I think the specific situation described by the hon. member for Pierre-Boucher—Les Patriotes—Verchères speaks to a worrying, broader trend with the Liberal government and its cozy relationships with corporate insiders. At the root of it is a Prime Minister who remains invested in Brookfield through what is called “carried interest”, despite that company's extensive presence in many fields where the Prime Minister and his ministers have control of powerful policy levers that can greatly influence Brookfield's asset prices and revenue streams.
The House's ethics committee heard last autumn about Brookfield executives being able to call up the Prime Minister and secure private meetings with him. That is something the average Canadian certainly cannot do. The government's first major bill in the present Parliament, Bill C-5, was about empowering Liberal ministers to waive red tape for select insiders, rather than getting out of the way of economic development for the benefit of all Canadians.
The Major Projects Office, established to provide a concierge service for the Liberals' approved insiders, is being staffed with friends of the Prime Minister from Bay Street whose salaries are being topped up by banking and corporate interests and who very well may stand to benefit from the decisions their loaned-out employees are making. The Prime Minister's approach to bureaucracies he does not like has not been to fix them to work better but to add another layer of bureaucracy and bring in corporate friends to run them.
The list of examples goes on, including now the Bloc's observations about Air Canada's getting an inside track on changes to the handling of air passenger complaints. Of course, the Liberals' proposed fix for air passenger complaints is to replace Canadian public servants with European-modelled consultants, adding to the Liberals' unrelenting, multi-billion-dollar addiction to outsourcing as it hands out contracts, hand over fist, to well-placed, friendly consulting firms.

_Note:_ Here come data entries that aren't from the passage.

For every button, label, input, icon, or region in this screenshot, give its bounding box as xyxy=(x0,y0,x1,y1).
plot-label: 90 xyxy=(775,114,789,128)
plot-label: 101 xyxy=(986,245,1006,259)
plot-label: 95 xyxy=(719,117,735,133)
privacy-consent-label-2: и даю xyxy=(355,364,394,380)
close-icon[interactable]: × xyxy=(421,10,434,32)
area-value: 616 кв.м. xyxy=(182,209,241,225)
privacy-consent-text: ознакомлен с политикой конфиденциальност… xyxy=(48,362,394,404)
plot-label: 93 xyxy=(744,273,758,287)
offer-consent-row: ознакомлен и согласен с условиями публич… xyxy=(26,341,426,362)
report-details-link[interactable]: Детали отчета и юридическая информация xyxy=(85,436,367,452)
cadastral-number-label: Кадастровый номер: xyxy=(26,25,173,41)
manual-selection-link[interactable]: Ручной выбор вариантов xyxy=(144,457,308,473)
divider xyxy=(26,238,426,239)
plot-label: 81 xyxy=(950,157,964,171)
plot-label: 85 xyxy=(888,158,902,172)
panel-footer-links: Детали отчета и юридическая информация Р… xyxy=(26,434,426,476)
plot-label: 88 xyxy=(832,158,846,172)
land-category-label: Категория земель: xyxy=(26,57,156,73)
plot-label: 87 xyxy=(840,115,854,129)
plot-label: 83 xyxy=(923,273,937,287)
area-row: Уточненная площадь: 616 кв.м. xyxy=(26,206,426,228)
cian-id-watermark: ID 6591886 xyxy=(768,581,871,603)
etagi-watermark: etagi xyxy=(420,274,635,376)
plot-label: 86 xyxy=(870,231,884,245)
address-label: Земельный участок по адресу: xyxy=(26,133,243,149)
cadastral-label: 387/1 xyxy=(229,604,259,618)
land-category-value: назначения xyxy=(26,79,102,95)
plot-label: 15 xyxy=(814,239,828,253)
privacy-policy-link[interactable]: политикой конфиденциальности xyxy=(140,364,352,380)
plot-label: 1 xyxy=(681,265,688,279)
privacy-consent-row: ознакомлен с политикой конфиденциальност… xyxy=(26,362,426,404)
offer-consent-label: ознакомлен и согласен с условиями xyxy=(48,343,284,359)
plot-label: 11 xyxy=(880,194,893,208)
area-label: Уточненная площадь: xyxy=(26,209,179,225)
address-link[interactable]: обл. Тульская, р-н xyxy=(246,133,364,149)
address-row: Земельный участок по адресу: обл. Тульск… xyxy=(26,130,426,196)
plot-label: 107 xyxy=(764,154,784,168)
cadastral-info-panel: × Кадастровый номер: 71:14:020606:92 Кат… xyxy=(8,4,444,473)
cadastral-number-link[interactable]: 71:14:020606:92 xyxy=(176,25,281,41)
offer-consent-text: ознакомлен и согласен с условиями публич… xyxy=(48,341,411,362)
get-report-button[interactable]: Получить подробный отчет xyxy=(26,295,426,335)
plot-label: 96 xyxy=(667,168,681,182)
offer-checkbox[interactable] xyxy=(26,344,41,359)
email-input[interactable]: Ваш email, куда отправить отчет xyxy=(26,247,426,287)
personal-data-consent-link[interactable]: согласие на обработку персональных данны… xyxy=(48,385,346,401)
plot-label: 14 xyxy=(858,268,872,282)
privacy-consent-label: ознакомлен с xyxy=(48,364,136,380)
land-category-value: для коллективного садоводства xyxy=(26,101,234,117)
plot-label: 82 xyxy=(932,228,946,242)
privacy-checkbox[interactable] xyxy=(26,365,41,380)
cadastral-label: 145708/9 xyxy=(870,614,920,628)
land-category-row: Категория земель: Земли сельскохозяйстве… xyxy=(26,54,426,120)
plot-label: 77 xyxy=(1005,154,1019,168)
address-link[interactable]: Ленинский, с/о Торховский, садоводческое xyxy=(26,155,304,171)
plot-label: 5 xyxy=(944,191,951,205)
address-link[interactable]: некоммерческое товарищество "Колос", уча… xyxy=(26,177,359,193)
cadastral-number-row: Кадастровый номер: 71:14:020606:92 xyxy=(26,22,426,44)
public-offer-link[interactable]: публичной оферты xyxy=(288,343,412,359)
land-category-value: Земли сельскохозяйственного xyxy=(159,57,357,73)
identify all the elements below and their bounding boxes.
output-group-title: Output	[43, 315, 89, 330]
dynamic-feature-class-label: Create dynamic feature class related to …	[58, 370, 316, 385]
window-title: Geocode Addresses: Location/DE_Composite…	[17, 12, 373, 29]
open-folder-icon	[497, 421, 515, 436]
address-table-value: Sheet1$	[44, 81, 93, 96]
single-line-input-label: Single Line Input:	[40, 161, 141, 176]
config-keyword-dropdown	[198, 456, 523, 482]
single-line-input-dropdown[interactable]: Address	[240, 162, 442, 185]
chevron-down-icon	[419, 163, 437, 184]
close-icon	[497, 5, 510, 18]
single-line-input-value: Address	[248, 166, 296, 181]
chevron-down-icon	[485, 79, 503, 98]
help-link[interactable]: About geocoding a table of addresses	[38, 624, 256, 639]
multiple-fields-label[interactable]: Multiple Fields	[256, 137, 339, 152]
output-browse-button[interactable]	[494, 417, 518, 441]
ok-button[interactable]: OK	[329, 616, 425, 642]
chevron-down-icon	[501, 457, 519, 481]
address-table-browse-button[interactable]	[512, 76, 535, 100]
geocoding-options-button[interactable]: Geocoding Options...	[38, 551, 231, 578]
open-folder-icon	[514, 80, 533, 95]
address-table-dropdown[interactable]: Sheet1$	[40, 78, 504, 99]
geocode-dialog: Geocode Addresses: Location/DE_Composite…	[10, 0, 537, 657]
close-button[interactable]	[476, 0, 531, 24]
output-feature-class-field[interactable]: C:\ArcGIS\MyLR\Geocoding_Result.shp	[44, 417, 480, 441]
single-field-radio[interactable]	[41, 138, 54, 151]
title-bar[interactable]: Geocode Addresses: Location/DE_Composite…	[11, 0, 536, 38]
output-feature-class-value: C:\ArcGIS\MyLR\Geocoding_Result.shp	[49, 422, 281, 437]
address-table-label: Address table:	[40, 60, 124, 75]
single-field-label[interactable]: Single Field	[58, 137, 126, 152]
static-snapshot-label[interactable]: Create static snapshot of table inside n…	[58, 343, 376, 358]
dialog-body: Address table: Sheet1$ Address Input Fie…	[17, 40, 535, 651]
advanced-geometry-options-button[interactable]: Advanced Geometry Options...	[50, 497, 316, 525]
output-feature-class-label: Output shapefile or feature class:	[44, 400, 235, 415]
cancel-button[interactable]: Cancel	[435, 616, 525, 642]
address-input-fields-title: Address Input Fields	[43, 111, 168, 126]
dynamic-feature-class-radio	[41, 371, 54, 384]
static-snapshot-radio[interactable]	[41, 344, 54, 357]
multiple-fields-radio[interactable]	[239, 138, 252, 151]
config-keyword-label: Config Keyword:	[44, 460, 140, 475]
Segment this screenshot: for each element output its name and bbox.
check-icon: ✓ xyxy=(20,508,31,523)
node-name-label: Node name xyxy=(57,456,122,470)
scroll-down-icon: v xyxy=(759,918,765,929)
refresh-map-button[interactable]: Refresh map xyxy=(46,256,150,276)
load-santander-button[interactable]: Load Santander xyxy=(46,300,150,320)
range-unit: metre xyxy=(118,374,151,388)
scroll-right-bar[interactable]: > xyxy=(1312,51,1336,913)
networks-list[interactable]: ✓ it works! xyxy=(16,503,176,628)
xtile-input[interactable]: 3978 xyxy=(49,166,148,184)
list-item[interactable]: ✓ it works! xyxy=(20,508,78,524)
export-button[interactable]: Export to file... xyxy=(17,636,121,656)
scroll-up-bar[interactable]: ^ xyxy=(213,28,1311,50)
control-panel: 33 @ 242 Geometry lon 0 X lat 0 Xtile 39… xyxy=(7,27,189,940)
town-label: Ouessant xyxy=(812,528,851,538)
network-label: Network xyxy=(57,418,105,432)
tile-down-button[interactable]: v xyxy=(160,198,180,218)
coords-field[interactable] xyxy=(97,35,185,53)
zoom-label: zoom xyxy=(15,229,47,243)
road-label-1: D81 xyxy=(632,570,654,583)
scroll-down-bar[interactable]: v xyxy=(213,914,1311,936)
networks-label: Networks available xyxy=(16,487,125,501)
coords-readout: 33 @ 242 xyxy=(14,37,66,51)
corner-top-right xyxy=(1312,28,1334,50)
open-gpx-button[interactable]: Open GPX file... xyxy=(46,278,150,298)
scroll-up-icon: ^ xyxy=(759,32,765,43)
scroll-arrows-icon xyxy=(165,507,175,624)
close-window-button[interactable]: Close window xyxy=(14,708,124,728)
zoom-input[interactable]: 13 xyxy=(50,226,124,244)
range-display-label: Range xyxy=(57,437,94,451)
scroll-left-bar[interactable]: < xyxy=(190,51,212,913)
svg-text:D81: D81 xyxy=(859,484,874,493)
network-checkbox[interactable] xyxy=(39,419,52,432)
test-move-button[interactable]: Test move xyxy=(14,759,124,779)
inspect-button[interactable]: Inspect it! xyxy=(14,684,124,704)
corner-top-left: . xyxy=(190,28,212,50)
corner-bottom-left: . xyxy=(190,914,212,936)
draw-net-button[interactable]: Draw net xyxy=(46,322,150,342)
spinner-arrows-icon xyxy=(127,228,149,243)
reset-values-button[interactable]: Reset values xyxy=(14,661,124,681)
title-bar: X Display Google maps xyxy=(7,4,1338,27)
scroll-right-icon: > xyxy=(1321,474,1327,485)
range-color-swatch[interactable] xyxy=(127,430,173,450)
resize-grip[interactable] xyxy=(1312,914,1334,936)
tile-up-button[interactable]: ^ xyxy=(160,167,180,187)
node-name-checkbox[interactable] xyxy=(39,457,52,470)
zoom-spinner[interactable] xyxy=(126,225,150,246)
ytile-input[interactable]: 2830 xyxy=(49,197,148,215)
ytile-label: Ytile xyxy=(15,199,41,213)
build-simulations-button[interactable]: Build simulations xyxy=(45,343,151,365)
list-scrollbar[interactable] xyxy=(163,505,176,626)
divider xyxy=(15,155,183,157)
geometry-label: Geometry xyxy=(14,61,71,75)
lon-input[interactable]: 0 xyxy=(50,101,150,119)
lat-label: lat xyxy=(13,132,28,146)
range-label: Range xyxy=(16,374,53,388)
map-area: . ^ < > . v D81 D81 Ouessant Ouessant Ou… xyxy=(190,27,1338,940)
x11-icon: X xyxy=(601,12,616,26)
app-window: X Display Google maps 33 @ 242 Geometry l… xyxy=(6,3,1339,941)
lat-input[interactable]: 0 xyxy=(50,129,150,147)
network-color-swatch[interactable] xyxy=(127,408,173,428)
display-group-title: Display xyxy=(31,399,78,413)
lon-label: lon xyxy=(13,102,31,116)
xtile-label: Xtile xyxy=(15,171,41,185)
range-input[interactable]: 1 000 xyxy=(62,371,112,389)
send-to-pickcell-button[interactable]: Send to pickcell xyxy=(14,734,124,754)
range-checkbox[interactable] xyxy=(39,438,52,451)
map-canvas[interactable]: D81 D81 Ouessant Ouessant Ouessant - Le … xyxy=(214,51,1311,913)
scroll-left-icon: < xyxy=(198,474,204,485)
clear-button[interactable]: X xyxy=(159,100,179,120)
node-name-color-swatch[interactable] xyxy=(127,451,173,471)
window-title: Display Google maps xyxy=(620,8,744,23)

There is an age-old saying in this town: “Whenever the Liberals are in office, it is all about who you know and the PMO.” That is probably more true now than it has ever been. These are issues that, quite honestly, vigilant committees need to stay on top of, though I know the Liberals' engineered majority on committees will make sure these issues will not see the light of day. That is why a question of privilege and the proposed referral to the Standing Committee on Procedure and House Affairs would be quite timely.
I would urge the Speaker to find a prima facie case of privilege in this case so we can get the wheels in motion on a study about yet another apparent cozy corporate crony relationship to the Liberal government and its parliamentary proposals.